Where did it go wrong for Hinkley Point C and why is it being delayed?

hinkley_pointIn our last blog post we asked the question what is Hinkley Point and why is it important? Now, a few weeks later, we are left asking the question: where did it go wrong for Hinkley Point C and why is it being delayed?

Nuclear power issues are rarely black and white, and in a post-Brexit, post-Cameron political climate, the case of Hinkley Point is more nuanced than most.

There have been question marks raised against the cost of the gargantuan multi-billion-pound project; there have also been concerns about China’s involvement; along with renewed questions about the need for nuclear power plants in the first place.

These are just some of the uncertainties delaying the Hinkley Point project from officially starting. In this week’s blog post we look further into these questions and hazard a guess at what the government’s final verdict will be.

Why nuclear?

The Northern Hemisphere requires a vast amount of energy during the months of January and February. The base load – that is, the minimum amount of energy required – in these winter months is an amount that solar and wind-powered energy alone cannot supply. This is where the question of the energy mix comes in to play. If there were a way to store the amount of energy generated during hot and windy days, the question of nuclear would not be so pertinent.

How has Brexit affected Hinkley?

Sources such as Nuclear Engineering International magazine have stated that Brexit made an uncertain plant still more uncertain. Would Hinkley still be subject to State aid rules that prevent EDF or its partners benefitting from public funds? As both those within Britain and those within Brussels make sense of the new landscape, Brexit has certainly been a large factor in delaying the final verdict on Hinkley.

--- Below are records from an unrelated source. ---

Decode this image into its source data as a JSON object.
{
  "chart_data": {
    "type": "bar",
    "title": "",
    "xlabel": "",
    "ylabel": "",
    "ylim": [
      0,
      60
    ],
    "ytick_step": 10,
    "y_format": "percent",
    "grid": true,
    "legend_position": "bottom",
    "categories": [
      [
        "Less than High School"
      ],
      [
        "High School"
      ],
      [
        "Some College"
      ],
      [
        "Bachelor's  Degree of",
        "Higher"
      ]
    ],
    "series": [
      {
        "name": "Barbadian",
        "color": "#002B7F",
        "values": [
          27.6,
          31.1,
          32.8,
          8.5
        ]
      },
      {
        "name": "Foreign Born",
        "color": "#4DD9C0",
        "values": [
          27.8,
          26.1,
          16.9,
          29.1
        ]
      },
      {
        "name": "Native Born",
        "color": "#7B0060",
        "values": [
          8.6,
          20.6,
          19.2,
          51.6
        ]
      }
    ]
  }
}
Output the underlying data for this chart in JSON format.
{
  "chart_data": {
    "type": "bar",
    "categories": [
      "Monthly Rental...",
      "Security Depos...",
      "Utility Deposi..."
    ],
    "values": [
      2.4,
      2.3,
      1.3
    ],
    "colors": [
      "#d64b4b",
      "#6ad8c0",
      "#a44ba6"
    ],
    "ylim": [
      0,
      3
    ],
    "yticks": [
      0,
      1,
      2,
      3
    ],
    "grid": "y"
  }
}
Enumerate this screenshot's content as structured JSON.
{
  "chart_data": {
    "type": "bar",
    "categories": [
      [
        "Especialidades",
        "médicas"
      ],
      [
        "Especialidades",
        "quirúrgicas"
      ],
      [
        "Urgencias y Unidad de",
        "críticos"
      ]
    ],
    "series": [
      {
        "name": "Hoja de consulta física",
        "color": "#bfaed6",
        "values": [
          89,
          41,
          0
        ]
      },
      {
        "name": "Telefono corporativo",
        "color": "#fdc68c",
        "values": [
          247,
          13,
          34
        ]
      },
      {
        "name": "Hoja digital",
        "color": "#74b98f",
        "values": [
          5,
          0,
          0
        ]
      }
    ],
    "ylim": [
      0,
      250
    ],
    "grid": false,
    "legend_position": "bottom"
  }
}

Who will the costs fall to?

The project is set to cost upward of £18bn but, like a lot of grand-scale projects, time and costs invariably fall foul to the planning fallacy and run over. EDF, along with its partners are due to foot the bill, with Chinese partner China General Nuclear (CGN) fronting one-third of costs and maintaining a notable share in the project.

How is China involved?

The state-owned Chinese company CGN will supply some of the parts and workers for the proposed project. This has raised concerns with the UK’s intelligence agencies who are said to be suspicious that a ‘back door’ could be built in to allow China access to control systems. Conspiracy theories aside, others have raised concerns about China’s human rights record, and whether such a long-term project is wise to have so many external stakeholders.

What next?

Plans for the project have been delayed until September. What will the verdict be next month? The safest answer we can provide at this point is: we don’t know.

Uncertainty is rife following Brexit, Theresa May is still settling in at Number Ten, and the divisive project has even caused a member of the EDF board to resign. At this point, the grand scale project that could create 25,000 new job opportunities looks likely to be delayed further still.

Rather than a definitive yes or no, there is a strong chance that the verdict in September will bring more delays. The government set the Hinkley Point C ball in motion back in 2008. It has taken eight years for the EDF board to approve the project, it is unlikely the final decision will be made imminently. The most we can say at this point is… watch this space.